L’Unione Italiana Giornalisti dell’Automotive, tramite il suo Presidente Gaetano Cesarano, ha consegnato l’ambito premio all’ing. Scudieri. È stata l’occasione per un ricco confronto su più argomenti, partendo dall’impero che ha saputo realizzare e che annovera 90 stabilimenti nel mondo in 32 Paesi, 8 Centri di Ricerca e Sviluppo ed una filosofia guida che mette il capitale umano al centro del mondo del lavoro

Il Presidente della UIGA, Gaetano Cesarano, consegna la Tartaruga d’Argento all’ing. Paolo Scudieri

A Roma i giornalisti dell’automotive riuniti nella UIGA (l’Unione Italiana Giornalisti dell’Automotive), hanno conferito il riconoscimento «Tartaruga d’Argento» all’ing. Paolo Scudieri Presidente di Adler Pelzer Group e di Anfia (l’Associazione della filiera dell’auto italiana), con la motivazione: «L’animale più lento al manager che da sempre corre verso il futuro».

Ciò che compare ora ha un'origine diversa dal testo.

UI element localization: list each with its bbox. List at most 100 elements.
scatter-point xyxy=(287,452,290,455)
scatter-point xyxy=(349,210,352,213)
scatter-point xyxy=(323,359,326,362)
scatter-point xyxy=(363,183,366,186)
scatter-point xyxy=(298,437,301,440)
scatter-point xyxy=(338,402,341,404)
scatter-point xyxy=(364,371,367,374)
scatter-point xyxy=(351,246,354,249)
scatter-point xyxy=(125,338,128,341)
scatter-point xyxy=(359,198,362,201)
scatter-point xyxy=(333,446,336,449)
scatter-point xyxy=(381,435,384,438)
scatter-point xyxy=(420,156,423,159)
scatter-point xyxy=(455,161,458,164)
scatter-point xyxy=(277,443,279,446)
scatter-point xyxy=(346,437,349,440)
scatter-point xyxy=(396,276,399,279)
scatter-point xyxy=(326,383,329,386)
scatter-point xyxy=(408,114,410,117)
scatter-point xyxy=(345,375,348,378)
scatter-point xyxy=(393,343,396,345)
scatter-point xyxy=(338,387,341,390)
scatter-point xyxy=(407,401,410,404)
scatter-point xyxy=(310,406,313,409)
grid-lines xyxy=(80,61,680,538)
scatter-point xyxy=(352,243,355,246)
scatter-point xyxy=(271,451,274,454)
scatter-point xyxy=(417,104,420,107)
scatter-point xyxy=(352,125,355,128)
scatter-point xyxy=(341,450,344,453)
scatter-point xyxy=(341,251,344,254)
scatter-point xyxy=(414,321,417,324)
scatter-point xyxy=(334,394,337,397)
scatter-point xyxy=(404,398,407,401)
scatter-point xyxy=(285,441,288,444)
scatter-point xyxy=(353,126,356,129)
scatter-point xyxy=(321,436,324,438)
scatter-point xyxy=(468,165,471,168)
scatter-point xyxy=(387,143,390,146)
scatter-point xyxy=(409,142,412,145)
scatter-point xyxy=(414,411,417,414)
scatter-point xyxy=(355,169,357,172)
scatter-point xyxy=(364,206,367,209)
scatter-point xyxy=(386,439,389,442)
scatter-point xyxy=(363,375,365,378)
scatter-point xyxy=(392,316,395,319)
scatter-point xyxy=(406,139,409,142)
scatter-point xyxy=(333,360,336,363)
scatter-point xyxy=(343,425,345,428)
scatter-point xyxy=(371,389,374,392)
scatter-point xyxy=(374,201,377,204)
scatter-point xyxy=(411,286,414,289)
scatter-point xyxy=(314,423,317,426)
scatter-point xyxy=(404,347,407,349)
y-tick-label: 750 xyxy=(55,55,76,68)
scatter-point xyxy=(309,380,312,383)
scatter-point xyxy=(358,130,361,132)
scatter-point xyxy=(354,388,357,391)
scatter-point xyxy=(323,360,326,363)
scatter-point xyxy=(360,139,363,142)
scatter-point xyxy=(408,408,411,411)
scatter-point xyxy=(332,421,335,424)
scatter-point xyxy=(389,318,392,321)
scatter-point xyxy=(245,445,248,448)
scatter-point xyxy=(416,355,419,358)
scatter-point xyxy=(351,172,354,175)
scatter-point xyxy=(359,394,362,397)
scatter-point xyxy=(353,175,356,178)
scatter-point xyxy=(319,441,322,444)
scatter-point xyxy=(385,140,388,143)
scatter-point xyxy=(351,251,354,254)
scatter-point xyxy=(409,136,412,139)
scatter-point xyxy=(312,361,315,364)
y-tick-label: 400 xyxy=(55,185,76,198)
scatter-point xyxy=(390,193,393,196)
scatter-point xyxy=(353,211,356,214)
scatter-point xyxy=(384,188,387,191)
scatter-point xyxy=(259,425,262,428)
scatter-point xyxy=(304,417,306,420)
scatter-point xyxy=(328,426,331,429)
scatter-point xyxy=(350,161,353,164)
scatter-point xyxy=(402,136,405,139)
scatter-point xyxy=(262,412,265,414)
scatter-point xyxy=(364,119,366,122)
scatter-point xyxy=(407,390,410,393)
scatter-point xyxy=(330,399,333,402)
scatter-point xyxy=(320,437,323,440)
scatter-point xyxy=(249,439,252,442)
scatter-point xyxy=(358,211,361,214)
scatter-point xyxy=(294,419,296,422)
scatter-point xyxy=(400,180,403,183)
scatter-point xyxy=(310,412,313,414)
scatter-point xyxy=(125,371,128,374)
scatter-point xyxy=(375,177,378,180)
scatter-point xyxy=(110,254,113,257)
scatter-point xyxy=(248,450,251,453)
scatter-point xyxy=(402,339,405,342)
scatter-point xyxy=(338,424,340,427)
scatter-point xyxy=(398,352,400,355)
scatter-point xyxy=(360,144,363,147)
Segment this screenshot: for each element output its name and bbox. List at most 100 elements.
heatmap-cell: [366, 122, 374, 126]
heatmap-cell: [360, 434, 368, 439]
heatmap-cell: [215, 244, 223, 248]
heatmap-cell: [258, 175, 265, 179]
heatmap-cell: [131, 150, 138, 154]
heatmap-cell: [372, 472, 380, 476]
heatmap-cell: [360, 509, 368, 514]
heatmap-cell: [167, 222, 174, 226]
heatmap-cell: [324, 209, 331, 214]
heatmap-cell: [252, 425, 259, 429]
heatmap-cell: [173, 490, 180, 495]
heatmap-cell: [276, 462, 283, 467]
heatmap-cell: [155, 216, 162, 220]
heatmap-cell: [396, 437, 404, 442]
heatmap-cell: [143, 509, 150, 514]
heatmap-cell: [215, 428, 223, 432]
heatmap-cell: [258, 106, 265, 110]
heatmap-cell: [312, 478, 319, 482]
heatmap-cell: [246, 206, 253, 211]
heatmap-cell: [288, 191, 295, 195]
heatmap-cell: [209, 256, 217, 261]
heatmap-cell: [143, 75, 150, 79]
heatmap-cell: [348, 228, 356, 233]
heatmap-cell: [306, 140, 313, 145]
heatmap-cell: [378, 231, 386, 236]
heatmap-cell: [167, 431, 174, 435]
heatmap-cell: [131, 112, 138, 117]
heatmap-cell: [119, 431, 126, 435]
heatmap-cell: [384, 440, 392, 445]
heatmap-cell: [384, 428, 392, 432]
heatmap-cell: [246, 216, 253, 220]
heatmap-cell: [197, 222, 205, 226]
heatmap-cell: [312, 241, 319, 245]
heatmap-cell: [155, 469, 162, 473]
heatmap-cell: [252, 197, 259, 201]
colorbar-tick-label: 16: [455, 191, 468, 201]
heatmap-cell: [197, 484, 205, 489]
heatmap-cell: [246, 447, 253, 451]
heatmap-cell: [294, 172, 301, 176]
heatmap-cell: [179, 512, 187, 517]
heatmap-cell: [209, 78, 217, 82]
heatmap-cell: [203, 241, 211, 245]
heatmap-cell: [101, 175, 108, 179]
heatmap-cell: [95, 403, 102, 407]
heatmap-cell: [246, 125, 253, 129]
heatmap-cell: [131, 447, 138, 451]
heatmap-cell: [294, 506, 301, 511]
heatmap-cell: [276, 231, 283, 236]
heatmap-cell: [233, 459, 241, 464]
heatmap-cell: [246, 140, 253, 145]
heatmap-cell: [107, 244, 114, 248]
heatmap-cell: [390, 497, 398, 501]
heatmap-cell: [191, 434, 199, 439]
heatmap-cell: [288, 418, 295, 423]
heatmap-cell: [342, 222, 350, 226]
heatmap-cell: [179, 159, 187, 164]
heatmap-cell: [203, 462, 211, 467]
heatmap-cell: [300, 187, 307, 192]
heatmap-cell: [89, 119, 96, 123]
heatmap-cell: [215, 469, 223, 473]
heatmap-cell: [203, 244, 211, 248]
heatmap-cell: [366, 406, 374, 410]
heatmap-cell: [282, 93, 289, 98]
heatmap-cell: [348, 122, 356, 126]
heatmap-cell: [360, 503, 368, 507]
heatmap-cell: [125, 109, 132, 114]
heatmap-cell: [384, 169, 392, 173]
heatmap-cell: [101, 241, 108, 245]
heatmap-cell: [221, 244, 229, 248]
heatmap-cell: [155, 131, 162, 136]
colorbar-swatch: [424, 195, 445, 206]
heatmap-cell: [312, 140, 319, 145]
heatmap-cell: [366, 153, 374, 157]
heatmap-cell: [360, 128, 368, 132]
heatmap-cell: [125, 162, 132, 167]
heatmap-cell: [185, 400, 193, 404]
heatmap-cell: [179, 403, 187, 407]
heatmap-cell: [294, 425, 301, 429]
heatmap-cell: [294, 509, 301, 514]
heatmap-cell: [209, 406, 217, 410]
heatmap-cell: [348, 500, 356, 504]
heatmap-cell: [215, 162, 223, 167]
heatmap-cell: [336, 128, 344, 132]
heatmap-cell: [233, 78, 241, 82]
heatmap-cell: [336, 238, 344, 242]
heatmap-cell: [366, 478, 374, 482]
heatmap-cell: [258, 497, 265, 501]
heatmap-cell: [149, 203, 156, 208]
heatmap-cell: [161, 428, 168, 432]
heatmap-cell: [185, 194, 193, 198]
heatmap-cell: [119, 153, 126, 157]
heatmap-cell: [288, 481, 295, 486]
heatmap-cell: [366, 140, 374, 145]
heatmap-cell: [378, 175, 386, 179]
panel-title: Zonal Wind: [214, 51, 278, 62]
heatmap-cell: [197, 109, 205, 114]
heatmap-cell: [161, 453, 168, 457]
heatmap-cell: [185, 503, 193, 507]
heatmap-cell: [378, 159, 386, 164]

I giornalisti UIGA Gaetano Cesarano, Antonio Cosentino, Massimo Germinario e Tony Colomba alla consegna del riconoscimento

Ingegnere industriale napoletano di 61 anni, Cavaliere del lavoro, Paolo Scudieri deve al suo estro innovativo, alla sua vocazione internazionale, al suo essere idealista, il brillante percorso professionale costellato di successi. Oggi il Gruppo Adler Pelzer, – evoluzione dell’azienda che ha ereditato e sviluppato in maniera magistrale dal padre Achille (fondatore nel 1956) – è leader in Italia e secondo nel mondo con 90 stabilimenti collocati in 32 Paesi, 8 Centri di Ricerca & Sviluppo, oltre 15mila dipendenti, per un fatturato annuo di circa 1,9 miliardi di euro. Numeri e performance che rendono vicino l’obiettivo di diventare leader mondiale nel settore dell’acustica automobilistica, prossimo obiettivo. Attualmente il Gruppo manifatturiero italiano è già fornitore dei principali produttori nei settori dell’automotive e dell’aeronautica e partner tecnologico di Ferrari, Porsche, Audi, Rolls Royce, AgustaWestland, Boeing e Bombardier.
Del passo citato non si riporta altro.